Thousands of Alaska businesses apply for second round of Paycheck Protection Plan funds

Anchorage streets were noticeably emptier as many businesses closed or reduced operations in the early weeks of the COVID-19 pandemic. (Photo by Abbey Collins/Alaska Public Media)

Unless Congress extends the deadline, Alaskans have a little less than a week to apply for the open round of the Paycheck Protection Plan. The loan program is designed to keep workers on the payroll instead of unemployment insurance.

The application period started in January, and most of the corporate banks in Alaska are participating.

Clark Bihag, the senior area manager for the Small Business Administration, says the SBA has already approved 7,348 loans in Alaska and brought in $580,995,853 as of March 21 in this second round of the PPP.

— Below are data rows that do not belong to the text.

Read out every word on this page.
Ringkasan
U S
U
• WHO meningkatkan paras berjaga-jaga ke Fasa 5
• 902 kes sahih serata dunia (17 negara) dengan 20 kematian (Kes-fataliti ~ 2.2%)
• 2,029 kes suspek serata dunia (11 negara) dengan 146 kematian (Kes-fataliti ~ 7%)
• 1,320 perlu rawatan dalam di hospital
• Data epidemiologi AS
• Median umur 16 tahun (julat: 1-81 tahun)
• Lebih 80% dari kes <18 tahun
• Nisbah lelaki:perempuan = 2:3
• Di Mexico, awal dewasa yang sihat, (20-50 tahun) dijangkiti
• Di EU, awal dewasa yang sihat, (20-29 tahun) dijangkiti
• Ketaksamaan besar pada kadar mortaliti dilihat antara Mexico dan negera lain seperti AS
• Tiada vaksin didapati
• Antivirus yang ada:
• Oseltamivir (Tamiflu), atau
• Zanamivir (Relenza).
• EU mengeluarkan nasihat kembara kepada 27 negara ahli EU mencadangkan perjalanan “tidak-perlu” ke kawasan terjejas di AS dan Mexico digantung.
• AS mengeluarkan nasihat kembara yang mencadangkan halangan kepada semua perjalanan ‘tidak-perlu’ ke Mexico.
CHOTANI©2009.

Bihag says it’s all about keeping people on the payroll, but employers have to follow a few rules.

“In order for the loans to be forgiven and become grants, the borrower has to spend somewhere between 60 and 100% of it on payroll. minimum 60%,” Bihag said.

The remainder must be spent on mortgage, rent and utilities. The borrower can set up the loan period anywhere between eight and 24 weeks. But the main focus is Alaska workers.

“Depending on how much your loan is, you have to either maintain, or restore your employee levels back to what it was as of Feb. 15. And you have to maintain your compensation levels,” Bihag said.

Across the country, the average loan size is about $63,000.

The money comes from CARES II, the second pandemic relief bill passed by Congress in December. It expanded eligibility for the loans to include nonprofits, live venues and cultural institutions which have been struggling due to pandemic-forced closures.

Bihag says he wants to make sure business take advantage of the changes. For example, the first round of the Payroll Protection Program was difficult for the smallest of businesses, sole proprietors.

“When the old formula was in place, a lot of sole proprietors couldn’t benefit because they either had no net income, or it was very little, that it didn’t make sense for them to apply,” Bihag said. “So there was a change to the formula, if you are a Schedule C filer, you can now use your gross income, to calculate your PPP loan amount.”

Bihag and the Alaska Small Business Development Center offer free webinars every Wednesday on various coronavirus relief programs. And more money for businesses is on the horizon, from the American Rescue Act.

“Out of the American Rescue Plan Act, there are new programs that are still being developed. There is the Restaurant Revitalization Fund Grant. It’s gonna help businesses that are in the foods and service industries,” Bihag said.

The deadline for the PPP is Wednesday, March 31. An extension bill has passed the U.S. House. If it is taken up by the U.S. Senate and signed into law before next Wednesday, the application deadline will be extended to June.